FirebirdSQL / firebird

Firebird server, client and tools
https://firebirdsql.org
1.26k stars 217 forks source link

A data source for JOIN that is result of aggregating must be used only one time [CORE3013] #3394

Open firebird-automations opened 14 years ago

firebird-automations commented 14 years ago

Submitted by: @pavel-zotov

Consider two variants of query against table EMPLOYEE of "standard" database that is supplied with any FB.

Both variant results the rows with EMP_NO and such SALARY that are greater than average salary of all employees. Also we call generator emp_no_gen to determine the quontity of operations that occures during this action: 1) via NON-correlated subquery: select e.emp_no, e.salary, gen_id(emp_no_gen,0) g from employee e where (e.salary > (select avg(ex.salary)+0*gen_id(emp_no_gen,1) avgval from employee ex))

Sequential running of this variant shows that EMP_NO_GEN increases by 1 at each time. So we can be sure that aggregate part (inside WHERE) is evaluated only once.

2) via JOIN: select e.emp_no, e.salary, gen_id(emp_no_gen,0) g from employee e join (select avg(ex.salary)+0*gen_id(emp_no_gen,1) avgval from employee ex) ea on e.salary > ea.avgval

In this case the EMP_NO_GEN increases by 42 each time (i.e. by step that is equal select count(*) from emp).

I think it will be useful to make Firebird "understand" that such part as 2nd in this join must be evaluated only once, like in variant 1.

firebird-automations commented 14 years ago

Commented by: @asfernandes

You shouldn't use GEN_ID as such and expect consistent results.

For the case you want, FB 3 has window functions, see it in my blog http://asfernandes.blogspot.com.

For now, one way to do that type of thing is with selectable procedures.

firebird-automations commented 14 years ago

Commented by: @pavel-zotov

Adriano,

I'm talking only about FB optimizer and how to make it much smarter. GEN_ID has been used in these samples only for illustration that unnecessary work is done in case of JOIN.

I know that some heuristic rules are placed inside opt.cpp and propose that these rules can be improved.

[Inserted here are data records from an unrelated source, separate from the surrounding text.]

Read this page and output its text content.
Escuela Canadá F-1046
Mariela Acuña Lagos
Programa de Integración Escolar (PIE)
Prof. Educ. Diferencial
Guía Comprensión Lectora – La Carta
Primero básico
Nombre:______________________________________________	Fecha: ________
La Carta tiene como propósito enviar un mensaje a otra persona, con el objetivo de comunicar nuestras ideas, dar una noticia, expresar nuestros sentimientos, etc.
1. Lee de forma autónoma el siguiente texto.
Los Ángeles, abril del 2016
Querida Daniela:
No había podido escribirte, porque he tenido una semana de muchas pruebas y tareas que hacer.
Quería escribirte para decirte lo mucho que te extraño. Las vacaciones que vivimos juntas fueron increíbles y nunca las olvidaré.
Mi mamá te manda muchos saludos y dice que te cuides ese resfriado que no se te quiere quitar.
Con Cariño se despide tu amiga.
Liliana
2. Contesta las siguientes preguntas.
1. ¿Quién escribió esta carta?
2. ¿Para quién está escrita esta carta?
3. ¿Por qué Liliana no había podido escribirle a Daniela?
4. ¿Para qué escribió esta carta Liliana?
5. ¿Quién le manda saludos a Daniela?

firebird-automations commented 14 years ago

Commented by: @pavel-zotov

PS. OFFTOP. Just finished read your blog about windowed function. This is THE GREAT WORK! Especially running totals (sum(salary) over (order by salary)) and navigation via LAG / LEAD. Thank you in advance.

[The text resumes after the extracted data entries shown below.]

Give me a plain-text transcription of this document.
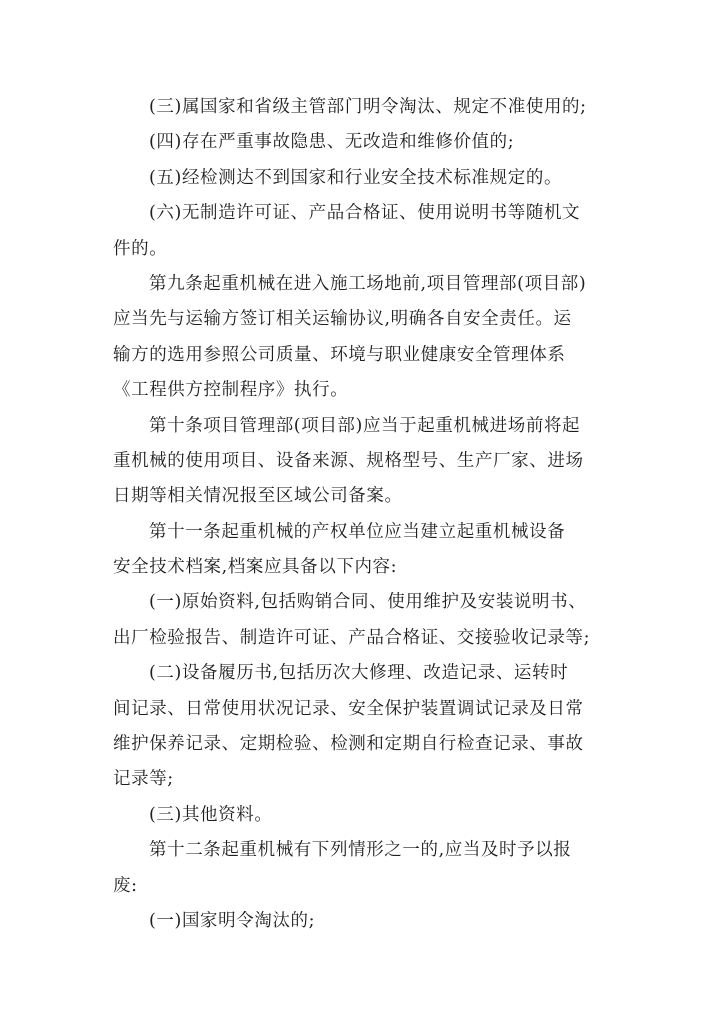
(三)属国家和省级主管部门明令淘汰、规定不准使用的;
(四)存在严重事故隐患、无改造和维修价值的;
(五)经检测达不到国家和行业安全技术标准规定的。
(六)无制造许可证、产品合格证、使用说明书等随机文
件的。
第九条起重机械在进入施工场地前,项目管理部(项目部)
应当先与运输方签订相关运输协议,明确各自安全责任。运
输方的选用参照公司质量、环境与职业健康安全管理体系
《工程供方控制程序》执行。
第十条项目管理部(项目部)应当于起重机械进场前将起
重机械的使用项目、设备来源、规格型号、生产厂家、进场
日期等相关情况报至区域公司备案。
第十一条起重机械的产权单位应当建立起重机械设备
安全技术档案,档案应具备以下内容:
(一)原始资料,包括购销合同、使用维护及安装说明书、
出厂检验报告、制造许可证、产品合格证、交接验收记录等;
(二)设备履历书,包括历次大修理、改造记录、运转时
间记录、日常使用状况记录、安全保护装置调试记录及日常
维护保养记录、定期检验、检测和定期自行检查记录、事故
记录等;
(三)其他资料。
第十二条起重机械有下列情形之一的,应当及时予以报
废:
(一)国家明令淘汰的;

firebird-automations commented 14 years ago
Modified by: @dyemanov assignee: Dmitry Yemanov \[ dimitr \]
firebird-automations commented 14 years ago
Modified by: @dyemanov Version: 3\.0 Initial \[ 10301 \] =\>
firebird-automations commented 10 years ago
Modified by: @dyemanov status: Open \[ 1 \] =\> In Progress \[ 3 \]
firebird-automations commented 10 years ago
Modified by: @dyemanov Fix Version: 3\.0 Beta 2 \[ 10586 \]
firebird-automations commented 9 years ago
Modified by: @dyemanov Fix Version: 3\.0 RC 1 \[ 10584 \] Fix Version: 3\.0 Beta 2 \[ 10586 \] =\>
firebird-automations commented 9 years ago
Modified by: @dyemanov status: In Progress \[ 3 \] =\> Open \[ 1 \]
firebird-automations commented 9 years ago
Modified by: @dyemanov Fix Version: 3\.0\.0 \[ 10048 \] Fix Version: 3\.0 RC 1 \[ 10584 \] =\>
firebird-automations commented 8 years ago

Commented by: @dyemanov

I suggest this ticket to be either rewritten or closed in favor of the new one, the current description does not match the test case.

Look at the plan:

Select Expression -> Filter -> Nested Loop Join (inner) -> Aggregate -> Table "EMPLOYEE" as "EA EX" Full Scan -> Table "EMPLOYEE" as "E" Full Scan

Obviously, the aggregated derived table is composed and accessed just once. However, the join condition is evaluated for the every row inside the inner stream E. And the "+0*GEN_ID" part (as well as any other expression) is evaluated as many times too, hence the visible effect.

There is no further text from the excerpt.